Eine gute medizinische Information im Internet bekommen sie bei der Cochrane Library. Das ist eine internationale Vereinigung von Medizinern und Wissenschaftlern, die für evidenzbasierte Medizin kämpft, eine Non-Profit-Organisation. Die hochrespektierte Vereinigung ist leider bei der Bevölkerung immer noch nicht bekannt, vor allem auch weil Geld für Reklame fehlt. Auf der Cochrane-Library-Homepage finden sie zum Beispiel etwas über die Evidenz zu Operationen im Hüftgelenk: Nutzt diese Operation? Was schadet sie? - und Ähnliches.

Manche Länder haben dazu Zugang, in Dänemark etwa jeder Bürger. In Deutschland hat die Bevölkerung keinen Zugang und kann sich nur die Abstracts ansehen, aber nicht mehr. Die deutsche Regierung ist nicht bereit, dafür etwa eine Million Euro pro Jahr zu bezahlen, was ein Klacks ist. Ich weiß nicht, wie es in Österreich ist. (Anm.: kein allg. Zugang, denn Cochrane ist für Experten). Wenn sie keinen Zugang haben, dann sollten sie das mal einfordern.

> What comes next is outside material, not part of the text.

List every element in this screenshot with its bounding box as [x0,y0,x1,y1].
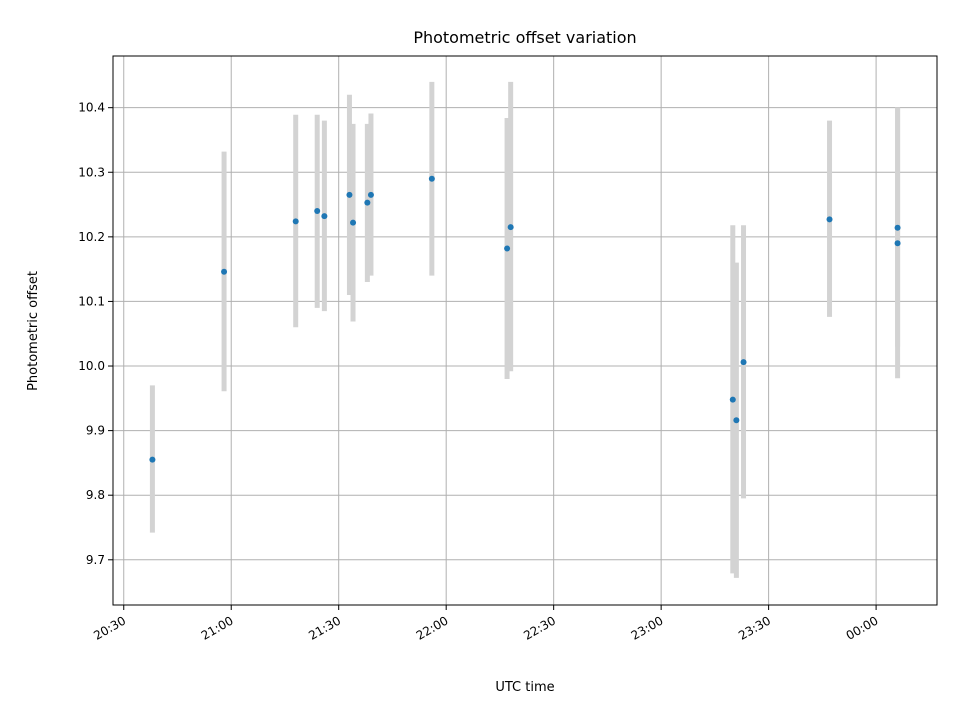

DIE FURCHE: Wie nutzerfreundlich ist diese Online-Bibliothek?

Gigerenzer: Es ist nicht ganz einfach zu lesen, leider in Englisch geschrieben, aber sie haben da die beste Quelle. Das deutsche Cochrane Center hat kein Geld, um die Informationen übersetzen zu lassen. Aber wenn sie wirklich eine ernsthafte Krankheit haben und vor einer Operation stehen, dann finden sie in ihrer Bekanntschaft sicherlich jemanden, der diese Informationen lesen kann.

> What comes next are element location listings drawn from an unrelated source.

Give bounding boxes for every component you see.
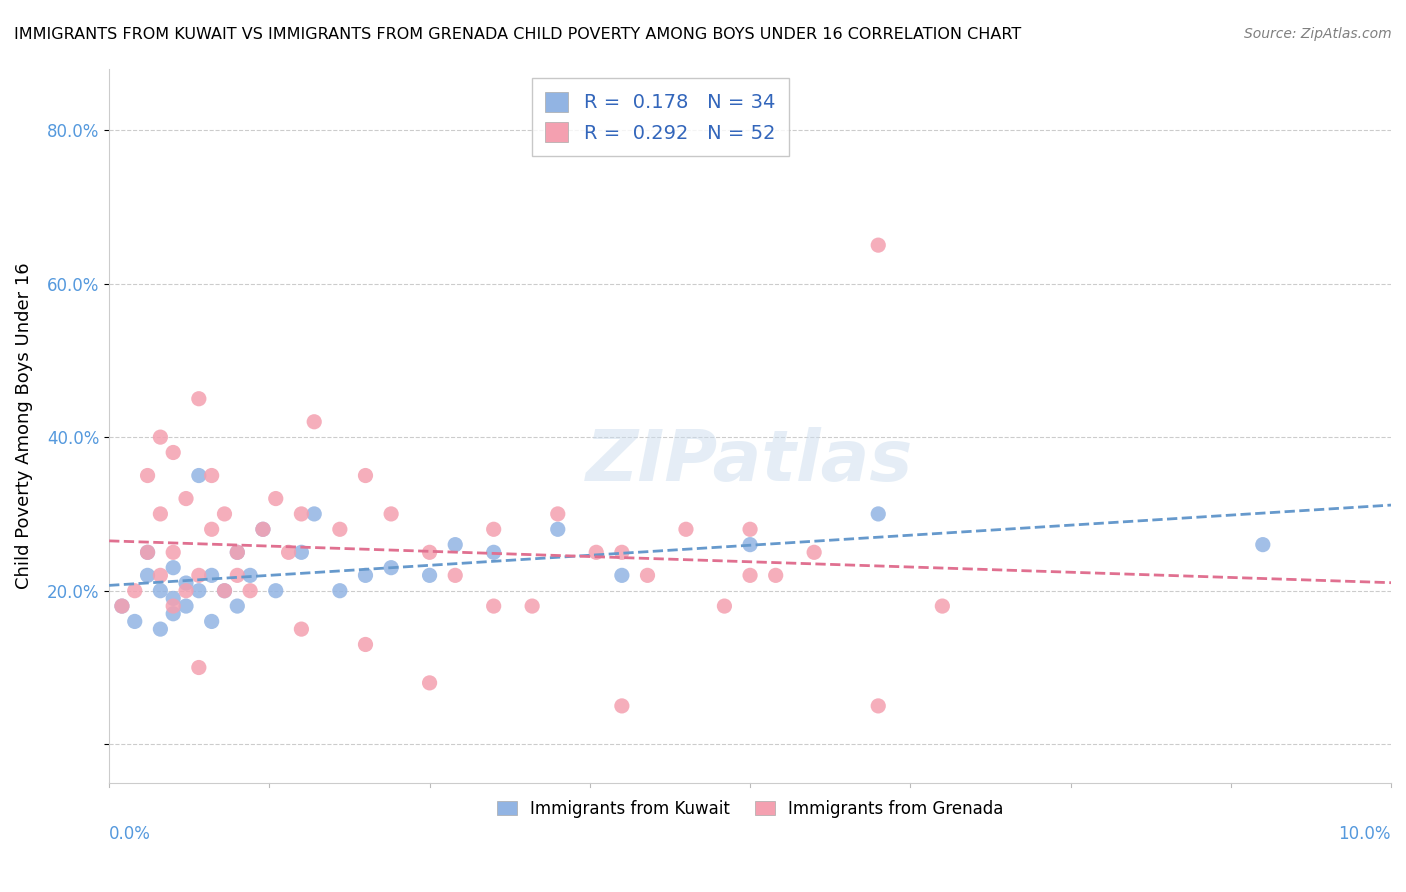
Point — [738, 522, 761, 536]
Point — [264, 491, 287, 506]
Point — [610, 568, 633, 582]
Text: 0.0%: 0.0% — [110, 825, 150, 843]
Point — [252, 522, 274, 536]
Point — [354, 568, 377, 582]
Point — [868, 238, 890, 252]
Point — [162, 445, 184, 459]
Point — [354, 638, 377, 652]
Point — [239, 583, 262, 598]
Text: IMMIGRANTS FROM KUWAIT VS IMMIGRANTS FROM GRENADA CHILD POVERTY AMONG BOYS UNDER: IMMIGRANTS FROM KUWAIT VS IMMIGRANTS FRO… — [14, 27, 1021, 42]
Point — [290, 622, 312, 636]
Point — [111, 599, 134, 613]
Point — [149, 583, 172, 598]
Point — [187, 583, 209, 598]
Point — [547, 507, 569, 521]
Point — [354, 468, 377, 483]
Point — [302, 415, 325, 429]
Point — [187, 568, 209, 582]
Point — [380, 507, 402, 521]
Point — [264, 583, 287, 598]
Point — [201, 468, 224, 483]
Point — [174, 576, 197, 591]
Legend: Immigrants from Kuwait, Immigrants from Grenada: Immigrants from Kuwait, Immigrants from … — [489, 793, 1010, 824]
Point — [738, 568, 761, 582]
Point — [329, 583, 352, 598]
Point — [868, 507, 890, 521]
Point — [136, 568, 159, 582]
Point — [931, 599, 953, 613]
Point — [290, 545, 312, 559]
Point — [162, 591, 184, 606]
Point — [226, 545, 249, 559]
Point — [136, 545, 159, 559]
Point — [482, 522, 505, 536]
Point — [444, 568, 467, 582]
Point — [1251, 538, 1274, 552]
Y-axis label: Child Poverty Among Boys Under 16: Child Poverty Among Boys Under 16 — [15, 262, 32, 589]
Point — [482, 545, 505, 559]
Point — [124, 583, 146, 598]
Point — [201, 568, 224, 582]
Text: 10.0%: 10.0% — [1339, 825, 1391, 843]
Point — [149, 507, 172, 521]
Point — [149, 568, 172, 582]
Point — [162, 607, 184, 621]
Point — [585, 545, 607, 559]
Point — [201, 615, 224, 629]
Point — [329, 522, 352, 536]
Point — [738, 538, 761, 552]
Point — [174, 583, 197, 598]
Point — [136, 545, 159, 559]
Point — [201, 522, 224, 536]
Point — [380, 560, 402, 574]
Point — [187, 468, 209, 483]
Point — [226, 568, 249, 582]
Point — [520, 599, 543, 613]
Point — [174, 599, 197, 613]
Point — [226, 599, 249, 613]
Point — [419, 545, 441, 559]
Point — [226, 545, 249, 559]
Point — [162, 545, 184, 559]
Point — [803, 545, 825, 559]
Point — [214, 507, 236, 521]
Point — [444, 538, 467, 552]
Point — [214, 583, 236, 598]
Point — [290, 507, 312, 521]
Point — [610, 545, 633, 559]
Point — [419, 568, 441, 582]
Point — [765, 568, 787, 582]
Point — [675, 522, 697, 536]
Point — [547, 522, 569, 536]
Point — [637, 568, 659, 582]
Point — [174, 491, 197, 506]
Point — [713, 599, 735, 613]
Point — [239, 568, 262, 582]
Text: ZIPatlas: ZIPatlas — [586, 426, 914, 496]
Point — [482, 599, 505, 613]
Point — [111, 599, 134, 613]
Point — [419, 676, 441, 690]
Point — [610, 698, 633, 713]
Point — [124, 615, 146, 629]
Point — [868, 698, 890, 713]
Point — [187, 392, 209, 406]
Point — [149, 430, 172, 444]
Point — [252, 522, 274, 536]
Point — [162, 599, 184, 613]
Point — [149, 622, 172, 636]
Point — [302, 507, 325, 521]
Point — [136, 468, 159, 483]
Text: Source: ZipAtlas.com: Source: ZipAtlas.com — [1244, 27, 1392, 41]
Point — [277, 545, 299, 559]
Point — [187, 660, 209, 674]
Point — [214, 583, 236, 598]
Point — [162, 560, 184, 574]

DIE FURCHE: Sie beschäftigen sich bei Prozessen der Entscheidungsfindung mit einfachen Heuristiken und haben festgestellt, dass diese manchmal komplexe Entscheidungen übertreffen. Sich nur auf einen Aspekt zu beziehen bei der Entscheidung, so die Heuristik, kann das nicht irreführend sein?

Gigerenzer: Wir untersuchen am Max-Planck-Institut für Bildungsforschung, wie Menschen Entscheidungen machen und wie man auch gute Entscheidungen treffen kann. Und hier gilt nicht immer, dass mehr Information besser ist. Wir untersuchen, in welchen Situationen man zum Beispiel mit nur einem guten Grund - das muss wirklich ein guter sein - bessere Vorhersagen machen kann, als mit rationalen komplizierten rechnerischen Verfahren. Ein Grund wird miteinbezogen für die Vorhersagen, alle anderen werden vergessen. In vielen Fällen funktioniert das sehr gut, aber nicht immer. Wichtig ist zu fragen: Wann lohnt es sich, komplizierte Berechnungen zu machen?

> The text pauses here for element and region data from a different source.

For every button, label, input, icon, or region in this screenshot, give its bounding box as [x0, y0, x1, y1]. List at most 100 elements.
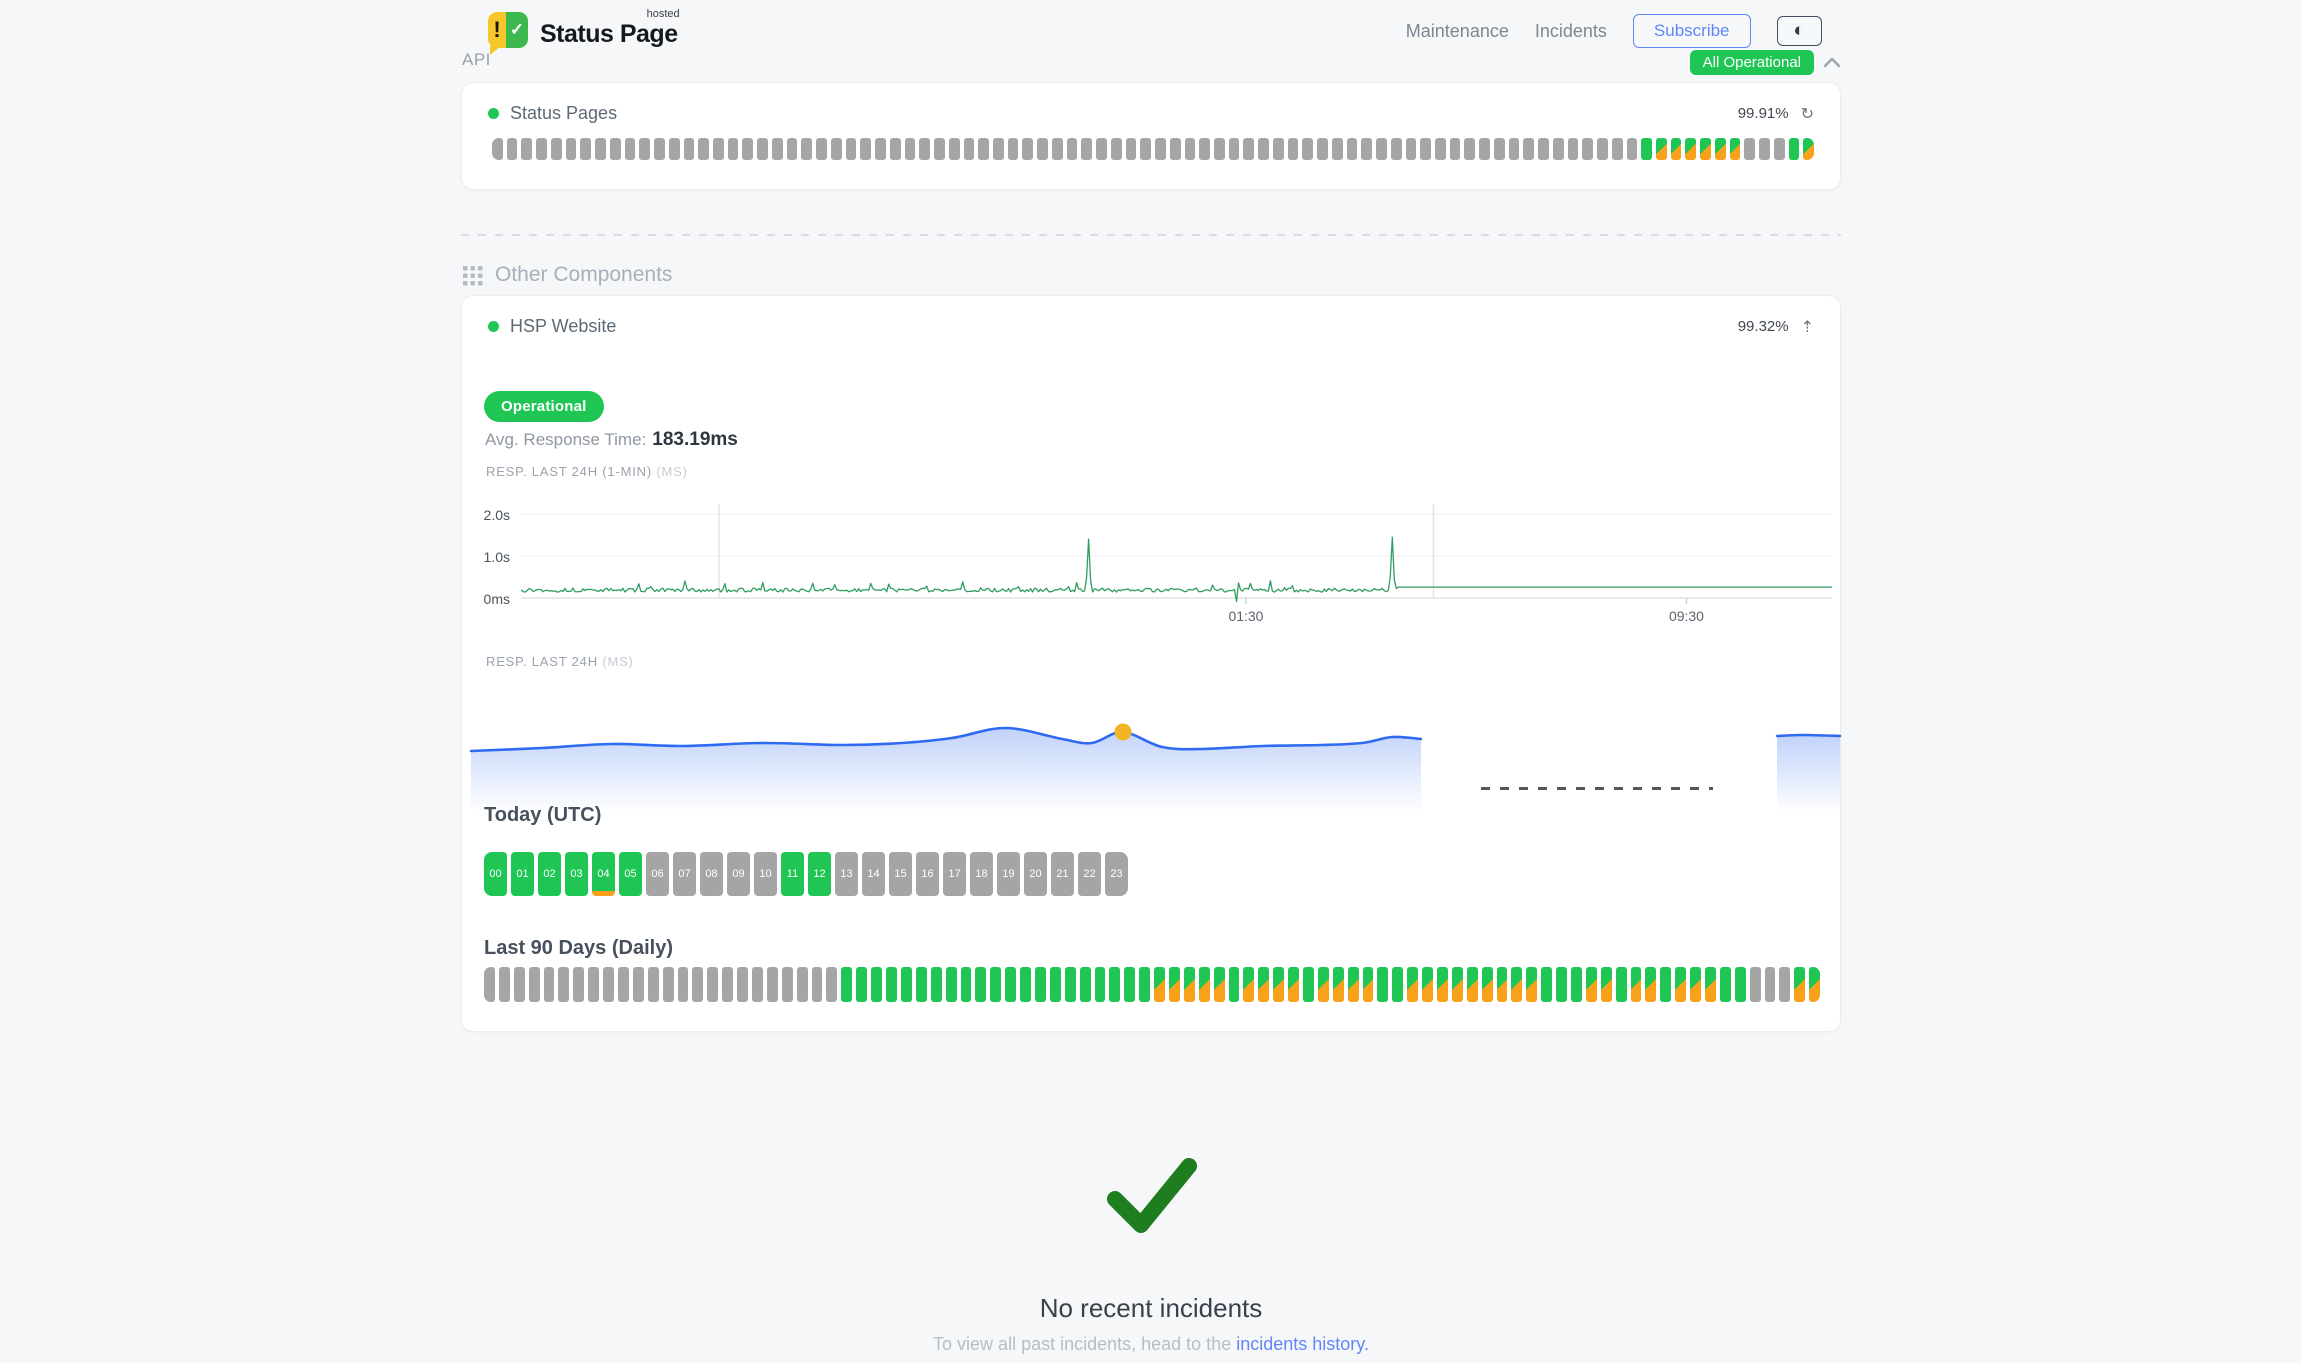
uptime-bar[interactable]	[766, 967, 778, 1002]
uptime-bar[interactable]	[742, 138, 754, 160]
hour-block[interactable]: 11	[781, 852, 804, 896]
uptime-bar[interactable]	[771, 138, 783, 160]
uptime-bar[interactable]	[1526, 967, 1538, 1002]
uptime-bar[interactable]	[1302, 138, 1314, 160]
uptime-bar[interactable]	[1705, 967, 1716, 1002]
uptime-bar[interactable]	[521, 138, 533, 160]
uptime-bar[interactable]	[1125, 138, 1137, 160]
uptime-bar[interactable]	[900, 967, 912, 1002]
component-row[interactable]: HSP Website 99.32% ⇡	[462, 296, 1840, 337]
uptime-bar[interactable]	[1585, 967, 1597, 1002]
uptime-bar[interactable]	[1508, 138, 1520, 160]
uptime-bar[interactable]	[1183, 967, 1195, 1002]
uptime-bar[interactable]	[915, 967, 927, 1002]
uptime-bar[interactable]	[1611, 138, 1623, 160]
uptime-bar[interactable]	[786, 138, 798, 160]
uptime-bar[interactable]	[498, 967, 510, 1002]
refresh-icon[interactable]: ↻	[1800, 104, 1814, 123]
overall-status-badge[interactable]: All Operational	[1689, 50, 1814, 75]
uptime-bar[interactable]	[1464, 138, 1476, 160]
uptime-bar[interactable]	[573, 967, 585, 1002]
uptime-bar[interactable]	[1493, 138, 1505, 160]
uptime-bar[interactable]	[1449, 138, 1461, 160]
uptime-bar[interactable]	[845, 138, 857, 160]
uptime-bar[interactable]	[1556, 967, 1568, 1002]
uptime-bar[interactable]	[1700, 138, 1711, 160]
hour-block[interactable]: 08	[700, 852, 723, 896]
hour-block[interactable]: 02	[538, 852, 561, 896]
uptime-bar[interactable]	[811, 967, 823, 1002]
uptime-bar[interactable]	[1437, 967, 1448, 1002]
uptime-bar[interactable]	[930, 967, 942, 1002]
uptime-bar[interactable]	[707, 967, 719, 1002]
uptime-bar[interactable]	[1287, 138, 1299, 160]
uptime-bar[interactable]	[1630, 967, 1642, 1002]
uptime-bar[interactable]	[1049, 967, 1061, 1002]
uptime-bar[interactable]	[860, 138, 872, 160]
uptime-bar[interactable]	[1538, 138, 1549, 160]
theme-toggle-button[interactable]: ◐	[1776, 16, 1822, 46]
uptime-bar[interactable]	[668, 138, 680, 160]
uptime-bar[interactable]	[1110, 138, 1122, 160]
uptime-bar[interactable]	[1022, 138, 1034, 160]
data-point-marker[interactable]	[1114, 723, 1132, 741]
subscribe-button[interactable]: Subscribe	[1632, 14, 1751, 48]
uptime-bar[interactable]	[1407, 967, 1419, 1002]
uptime-bar[interactable]	[683, 138, 695, 160]
hour-block[interactable]: 17	[943, 852, 966, 896]
uptime-bar[interactable]	[1656, 138, 1667, 160]
uptime-bar[interactable]	[1405, 138, 1417, 160]
uptime-bar[interactable]	[484, 967, 495, 1002]
uptime-bar[interactable]	[1719, 967, 1731, 1002]
uptime-bar[interactable]	[1317, 138, 1328, 160]
hour-block[interactable]: 21	[1051, 852, 1074, 896]
uptime-bar[interactable]	[1523, 138, 1535, 160]
hour-block[interactable]: 20	[1024, 852, 1047, 896]
uptime-bar[interactable]	[1258, 967, 1270, 1002]
uptime-bar[interactable]	[1729, 138, 1741, 160]
uptime-bar[interactable]	[1243, 967, 1255, 1002]
uptime-bar[interactable]	[948, 138, 960, 160]
uptime-bar[interactable]	[588, 967, 600, 1002]
uptime-bar[interactable]	[1645, 967, 1657, 1002]
uptime-bar[interactable]	[1198, 967, 1210, 1002]
uptime-bar[interactable]	[752, 967, 763, 1002]
uptime-bar[interactable]	[1332, 967, 1344, 1002]
uptime-bar[interactable]	[1361, 138, 1373, 160]
uptime-bar[interactable]	[1155, 138, 1166, 160]
hour-block[interactable]: 04	[592, 852, 615, 896]
hour-block[interactable]: 14	[862, 852, 885, 896]
uptime-bar[interactable]	[558, 967, 570, 1002]
uptime-bar[interactable]	[1734, 967, 1746, 1002]
uptime-bar[interactable]	[1660, 967, 1672, 1002]
uptime-bar[interactable]	[1051, 138, 1063, 160]
hour-block[interactable]: 10	[754, 852, 777, 896]
uptime-bar[interactable]	[1020, 967, 1031, 1002]
uptime-bar[interactable]	[1496, 967, 1508, 1002]
uptime-bar[interactable]	[609, 138, 621, 160]
uptime-bar[interactable]	[1552, 138, 1564, 160]
uptime-bar[interactable]	[1481, 967, 1493, 1002]
uptime-bar[interactable]	[1390, 138, 1402, 160]
uptime-bar[interactable]	[1809, 967, 1821, 1002]
hour-block[interactable]: 12	[808, 852, 831, 896]
uptime-bar[interactable]	[889, 138, 901, 160]
uptime-bar[interactable]	[492, 138, 503, 160]
hour-block[interactable]: 05	[619, 852, 642, 896]
uptime-bar[interactable]	[698, 138, 710, 160]
uptime-bar[interactable]	[1302, 967, 1314, 1002]
uptime-bar[interactable]	[1228, 967, 1240, 1002]
uptime-bar[interactable]	[871, 967, 883, 1002]
uptime-bar[interactable]	[737, 967, 749, 1002]
uptime-bar[interactable]	[1626, 138, 1638, 160]
component-row[interactable]: Status Pages 99.91% ↻	[462, 83, 1840, 124]
uptime-bar[interactable]	[1764, 967, 1776, 1002]
uptime-bar[interactable]	[1600, 967, 1612, 1002]
uptime-bar[interactable]	[1773, 138, 1785, 160]
uptime-bar[interactable]	[639, 138, 651, 160]
uptime-bar[interactable]	[1567, 138, 1579, 160]
uptime-bar[interactable]	[1435, 138, 1446, 160]
uptime-bar[interactable]	[1139, 967, 1151, 1002]
uptime-bar[interactable]	[1714, 138, 1726, 160]
uptime-bar[interactable]	[757, 138, 768, 160]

DIE FURCHE: Lässt sich das Konzept der einfachen Heuristik auf den medizinischen Bereich umlegen?

Gigerenzer: Ja. Es gibt bereits Ansätze in Krankenhäusern und bei Ärzten. Ich habe ein populäres Buch geschrieben mit dem Titel "Bauchentscheidungen", in dem sie ein Kapitel finden zum Thema "Mehr ist weniger in der Medizin". Hier zeige ich, wie man zum Beispiel Vorhersagen machen kann über Herzinfarkt. In der Notaufnahme muss, wenn ein Patient mit schweren Herz-Brust-Beschwerden hereinkommt, der Arzt so rasch als möglich entscheiden, ob das ein Herzinfarktfall ist oder nicht. Das ist eine Entscheidung auf Leben und Tod. In solchen Situationen helfen wir den Ärzten, einfache verständliche Entscheidungsbäume zu machen, die nicht vollständig sind, sondern die Information bewusst ignorieren. Aber die robust sind, wo man eine gute Chance hat, dass das in einem medizinischen Bereich, in einem Hospital, funktioniert. Eines dieser Systeme wird in einem Krankenhaus in Michigan schon seit Jahren praktiziert - bis heute erfolgreich.